After the blockbuster boom of the 70s and 80s, corporations found that there is good money to be made in the movie industry. With this realization came a different way of producing movies; with very large budgets and big stars. Then the popularity of home video brought forth a need for more product for the new audience. In this article titled Declaration of Independents, the new market is described, “For the cable subscribers and home video omnivores, cheap genre films would do the trick. For the more selective few there was a different sort of movie altogether, something more intimate, more driven by character than by plot or spectacle, and (inevitably) more downbeat” (Dga.org).
Director Jim Jarmusch and Forrest Whitaker preparing a scene
With the need for product came extremely low budget films and directors like Jim Jarmusch. One of Jarmusch’s low budget films was Ghost Dog: The Way of the Samurai, a mafia film focusing on one hitman who studies a book called The Book of the Samurai. Set in the modern day, Jarmusch puts together an interesting concept of a man living in a run-down city with an ability to come and go without being seen, hence the name “Ghost Dog,” who has sworn loyalty to a mob-boss for once saving his life.

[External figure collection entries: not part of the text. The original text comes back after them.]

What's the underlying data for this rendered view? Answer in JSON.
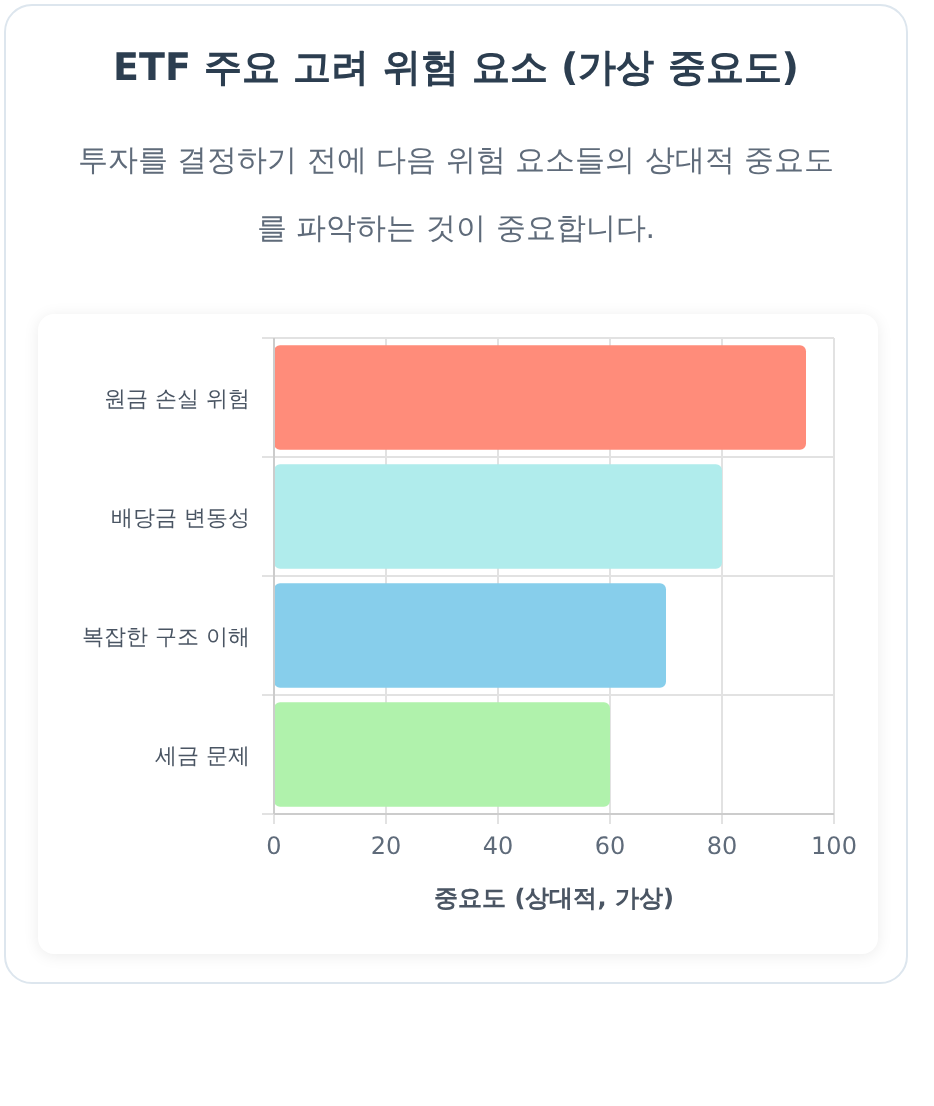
{
  "chart_data": {
    "type": "bar",
    "orientation": "horizontal",
    "title": "ETF 주요 고려 위험 요소 (가상 중요도)",
    "subtitle": "투자를 결정하기 전에 다음 위험 요소들의 상대적 중요도를 파악하는 것이 중요합니다.",
    "xlabel": "중요도 (상대적, 가상)",
    "categories": [
      "원금 손실 위험",
      "배당금 변동성",
      "복잡한 구조 이해",
      "세금 문제"
    ],
    "values": [
      95,
      80,
      70,
      60
    ],
    "colors": [
      "#ff8c7a",
      "#b0ecec",
      "#87ceeb",
      "#b0f2ac"
    ],
    "xlim": [
      0,
      100
    ],
    "xticks": [
      0,
      20,
      40,
      60,
      80,
      100
    ],
    "grid": true
  }
}
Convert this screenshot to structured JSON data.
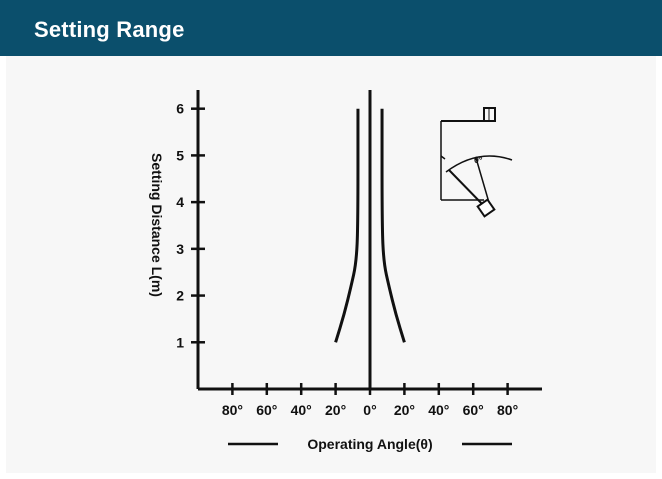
{
  "header": {
    "title": "Setting Range"
  },
  "chart_data": {
    "type": "line",
    "title": "Setting Range",
    "xlabel": "Operating Angle(θ)",
    "ylabel": "Setting Distance L(m)",
    "xlim": [
      -100,
      100
    ],
    "ylim": [
      0,
      6.4
    ],
    "x_ticks": [
      -80,
      -60,
      -40,
      -20,
      0,
      20,
      40,
      60,
      80
    ],
    "x_tick_labels": [
      "80°",
      "60°",
      "40°",
      "20°",
      "0°",
      "20°",
      "40°",
      "60°",
      "80°"
    ],
    "y_ticks": [
      1,
      2,
      3,
      4,
      5,
      6
    ],
    "y_tick_labels": [
      "1",
      "2",
      "3",
      "4",
      "5",
      "6"
    ],
    "grid": false,
    "series": [
      {
        "x": [
          -20,
          -15,
          -11,
          -8,
          -7,
          -7
        ],
        "y": [
          1,
          1.6,
          2.2,
          2.7,
          3.5,
          6
        ]
      },
      {
        "x": [
          20,
          15,
          11,
          8,
          7,
          7
        ],
        "y": [
          1,
          1.6,
          2.2,
          2.7,
          3.5,
          6
        ]
      }
    ],
    "colors": {
      "line": "#111111",
      "header": "#0b4f6c"
    }
  },
  "inset": {
    "angle_label": "θ°"
  }
}
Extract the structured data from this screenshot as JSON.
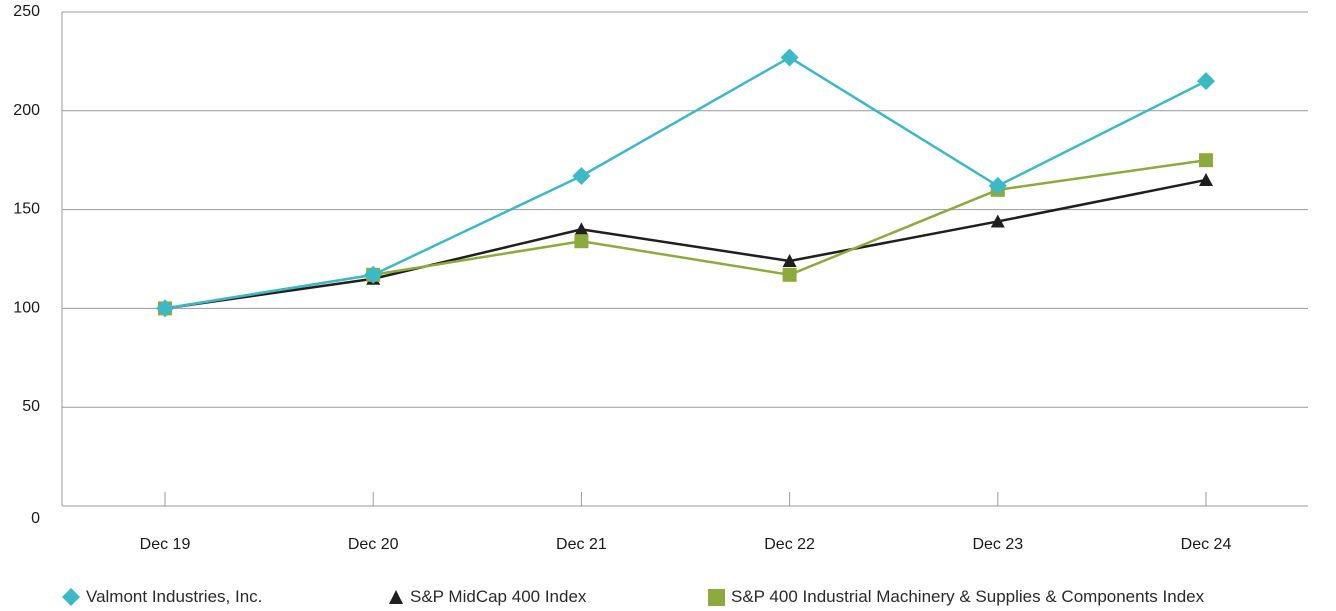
{
  "chart_data": {
    "type": "line",
    "categories": [
      "Dec 19",
      "Dec 20",
      "Dec 21",
      "Dec 22",
      "Dec 23",
      "Dec 24"
    ],
    "ylim": [
      0,
      250
    ],
    "yticks": [
      0,
      50,
      100,
      150,
      200,
      250
    ],
    "grid": "horizontal",
    "legend_position": "bottom",
    "series": [
      {
        "name": "Valmont Industries, Inc.",
        "marker": "diamond",
        "color": "#3cb9c6",
        "values": [
          100,
          117,
          167,
          227,
          162,
          215
        ]
      },
      {
        "name": "S&P MidCap 400 Index",
        "marker": "triangle",
        "color": "#1f1f1f",
        "values": [
          100,
          115,
          140,
          124,
          144,
          165
        ]
      },
      {
        "name": "S&P 400 Industrial Machinery & Supplies & Components Index",
        "marker": "square",
        "color": "#8cab3c",
        "values": [
          100,
          117,
          134,
          117,
          160,
          175
        ]
      }
    ]
  }
}
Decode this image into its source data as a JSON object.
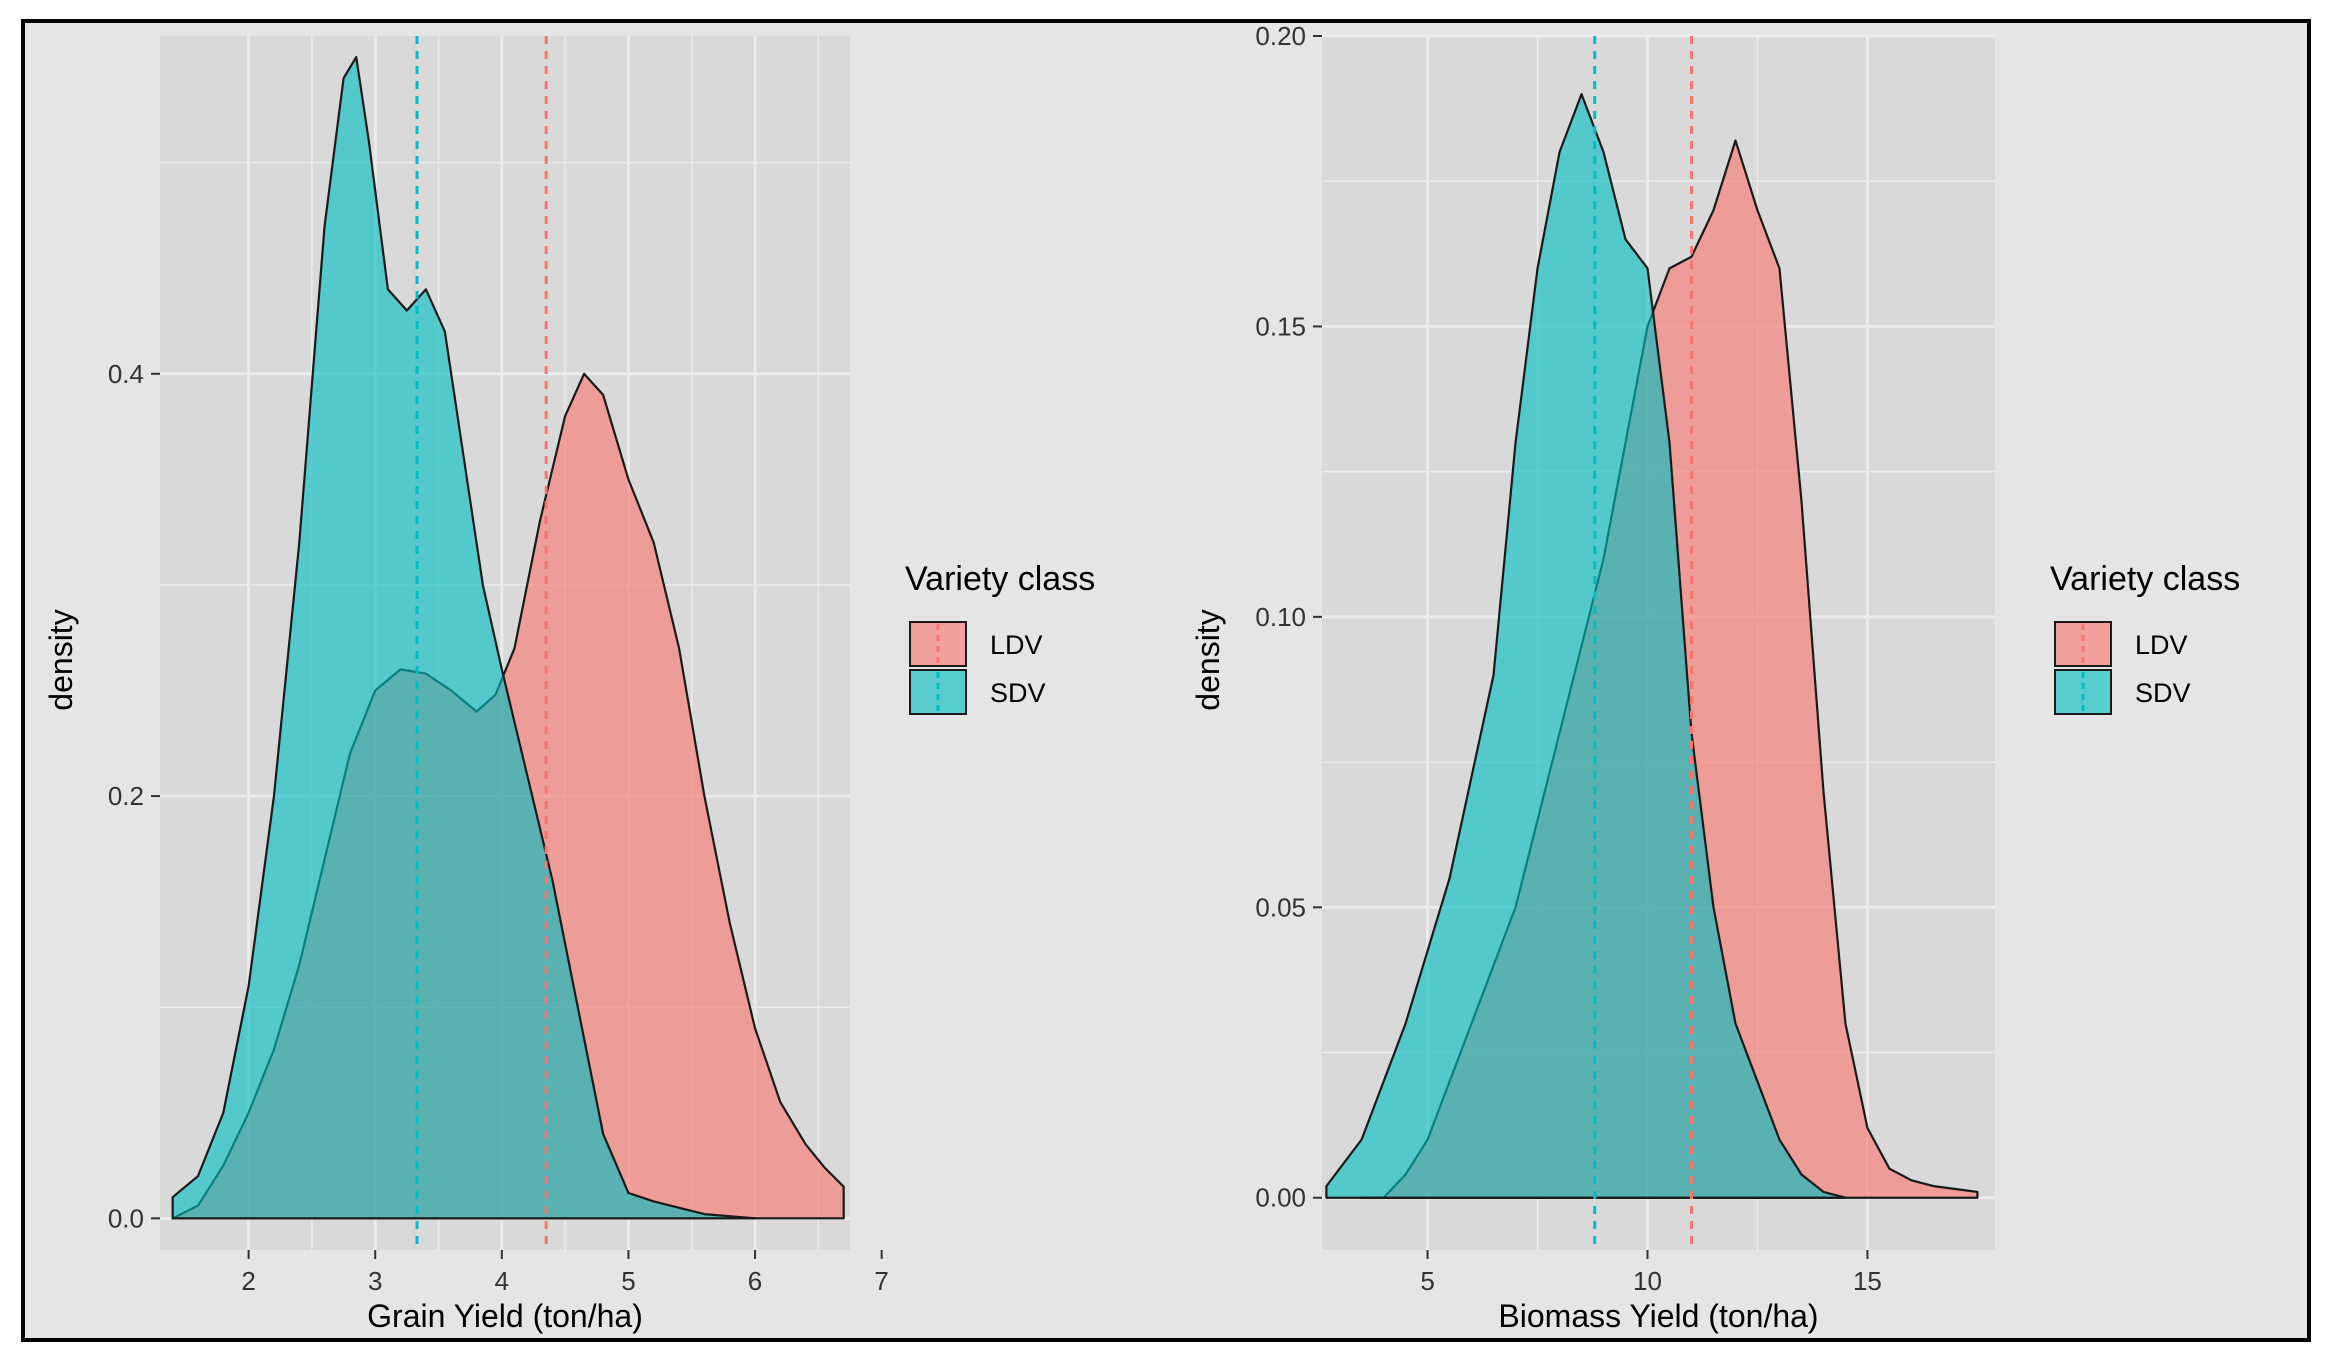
{
  "colors": {
    "ldv": "#F8766D",
    "sdv": "#00BFC4",
    "panel_bg": "#d9d9d9",
    "grid": "#ebebeb",
    "outline": "#1a1a1a"
  },
  "chart_data": [
    {
      "type": "area",
      "subtype": "density",
      "xlabel": "Grain Yield (ton/ha)",
      "ylabel": "density",
      "xlim": [
        1.3,
        6.75
      ],
      "ylim": [
        -0.015,
        0.56
      ],
      "xticks": [
        2,
        3,
        4,
        5,
        6,
        7
      ],
      "yticks": [
        0.0,
        0.2,
        0.4
      ],
      "legend": {
        "title": "Variety class",
        "position": "right"
      },
      "series": [
        {
          "name": "LDV",
          "color_key": "ldv",
          "mean": 4.35,
          "x": [
            1.4,
            1.6,
            1.8,
            2.0,
            2.2,
            2.4,
            2.6,
            2.8,
            3.0,
            3.2,
            3.4,
            3.6,
            3.8,
            3.95,
            4.1,
            4.3,
            4.5,
            4.65,
            4.8,
            5.0,
            5.2,
            5.4,
            5.6,
            5.8,
            6.0,
            6.2,
            6.4,
            6.55,
            6.7
          ],
          "y": [
            0.0,
            0.006,
            0.025,
            0.05,
            0.08,
            0.12,
            0.17,
            0.22,
            0.25,
            0.26,
            0.258,
            0.25,
            0.24,
            0.248,
            0.27,
            0.33,
            0.38,
            0.4,
            0.39,
            0.35,
            0.32,
            0.27,
            0.2,
            0.14,
            0.09,
            0.055,
            0.035,
            0.024,
            0.015
          ]
        },
        {
          "name": "SDV",
          "color_key": "sdv",
          "mean": 3.33,
          "x": [
            1.4,
            1.6,
            1.8,
            2.0,
            2.2,
            2.4,
            2.6,
            2.75,
            2.85,
            2.95,
            3.1,
            3.25,
            3.4,
            3.55,
            3.7,
            3.85,
            4.0,
            4.2,
            4.4,
            4.6,
            4.8,
            5.0,
            5.2,
            5.4,
            5.6,
            5.8,
            6.0
          ],
          "y": [
            0.01,
            0.02,
            0.05,
            0.11,
            0.2,
            0.32,
            0.47,
            0.54,
            0.55,
            0.51,
            0.44,
            0.43,
            0.44,
            0.42,
            0.36,
            0.3,
            0.26,
            0.21,
            0.16,
            0.1,
            0.04,
            0.012,
            0.008,
            0.005,
            0.002,
            0.001,
            0.0
          ]
        }
      ]
    },
    {
      "type": "area",
      "subtype": "density",
      "xlabel": "Biomass Yield (ton/ha)",
      "ylabel": "density",
      "xlim": [
        2.6,
        17.9
      ],
      "ylim": [
        -0.009,
        0.2
      ],
      "xticks": [
        5,
        10,
        15
      ],
      "yticks": [
        0.0,
        0.05,
        0.1,
        0.15,
        0.2
      ],
      "ytick_labels": [
        "0.00",
        "0.05",
        "0.10",
        "0.15",
        "0.20"
      ],
      "legend": {
        "title": "Variety class",
        "position": "right"
      },
      "series": [
        {
          "name": "LDV",
          "color_key": "ldv",
          "mean": 11.0,
          "x": [
            3.5,
            4.0,
            4.5,
            5.0,
            5.5,
            6.0,
            6.5,
            7.0,
            7.5,
            8.0,
            8.5,
            9.0,
            9.5,
            10.0,
            10.5,
            11.0,
            11.5,
            12.0,
            12.5,
            13.0,
            13.5,
            14.0,
            14.5,
            15.0,
            15.5,
            16.0,
            16.5,
            17.0,
            17.5
          ],
          "y": [
            0.0,
            0.0,
            0.004,
            0.01,
            0.02,
            0.03,
            0.04,
            0.05,
            0.065,
            0.08,
            0.095,
            0.11,
            0.13,
            0.15,
            0.16,
            0.162,
            0.17,
            0.182,
            0.17,
            0.16,
            0.12,
            0.07,
            0.03,
            0.012,
            0.005,
            0.003,
            0.002,
            0.0015,
            0.001
          ]
        },
        {
          "name": "SDV",
          "color_key": "sdv",
          "mean": 8.8,
          "x": [
            2.7,
            3.5,
            4.5,
            5.5,
            6.5,
            7.0,
            7.5,
            8.0,
            8.5,
            9.0,
            9.5,
            10.0,
            10.5,
            11.0,
            11.5,
            12.0,
            12.5,
            13.0,
            13.5,
            14.0,
            14.5
          ],
          "y": [
            0.002,
            0.01,
            0.03,
            0.055,
            0.09,
            0.13,
            0.16,
            0.18,
            0.19,
            0.18,
            0.165,
            0.16,
            0.13,
            0.08,
            0.05,
            0.03,
            0.02,
            0.01,
            0.004,
            0.001,
            0.0
          ]
        }
      ]
    }
  ]
}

What’s interesting about this movie is that there are no loud action scenes at all. As you can see in the trailer, there are a few shooting scenes but all were done in an execution style, with no bullets flying back. Most of the movie is spent developing the Ghost Dog character, with many scenes reciting ancient philosophies to display the honor he feels even though he is a contracted killer. Other scenes like the one below simply set a mood of meditated and prepared even though the effects might make you dizzy. It all accrues into what this Sequart article describes as a movie “imbruing that Zen-like surface quality with a sense of instability and mania” (Sequart.org).

A complete contrast to the slowed-down, Zen-like Ghost Dog is a film out of Hong Kong, Hard Boiled directed by John Woo. Just by watching the trailer below you will understand that every scene in the movie is going to have a crazy shootout with explosions and the whole nine yards. These kinds of crazy action films coming from Hong Kong were certainly inspired but then kicked up a few notches to then inspire others. Like this review states, “The glorious excess of Woo’s Hong Kong films, with their unimpeachable deadpan cool and ornately choreographed violence—borrowed in themselves from Jean-Pierre Melville and Sam Peckinpah, respectively—have now simply become the accepted language of action movies” (film.avclub.com). Before Woo, all the hits involved martial arts and intense showdowns, but Woo changed the game by nixing the fists and introducing the bullet flying, slow-motion effects aside some humor to make a great movie.

These two movies are pretty opposite one another. One a slow-paced mafia film with a lot of philosophy and a few not-so-violent executions, and the other with constant shootouts and violent death. That said, the slow-moving Ghost Dog: The Way of the Samurai would definitely be considered an unconventional film. It had a budget of 2 million in 1999, with no big stars, no happy ending, and a character-based story rather than one centered around the plot. Alternatively, Hard Boiled is fairly conventional with a budget of 4.5 million (5.5 with inflation to 1999), fairly known actors at the time (due to John Woo using the same actors as his previous big-sellers), and a solid plot full of intense, sporadic action (see below for the interesting idea to add a baby to the shootout) all followed by a happy ending.

2 Comments

  1. Edward R. O'Neill says:

    What do you make of Zen finding its way into a film a gangster film?

    In a way it’s almost like GHOST DOG is the flip side of a Hong Kong action film about cops. The international action genre Americanizes Asian commercial films–and then Eastern imagery ‘Samuraizes’ American indie cinema. ‘Globalization’ is a word for this, but I think what you show is: it’s a two-way street.

    I also like the way you hint that “coolness” is a specific cinematic value–maybe replacing moral rightness? John Woo’s heroes are cool–the whole cigarette-smoking, gun-toting thing. And then Ghost Dog is cool in a hybrid inner-city/martial arts way.

    Maybe coolness is partly a value for independent cinema–because cool suggests difference from the mainstream.

  2. Dustin T. Woodstock says:

    I really like your two comparisons of the films. You said that both of these films were almost opposite of each other but I see quite a resemblance. I noticed that both films are conflicted with some sort of action and violence whether it was mellow or not. You noticed that in HARD BOILED, the story was building character rather than the intensity of the film. You can look at my Blog post for A BETTER TOMORROW- it has similarities within the story line.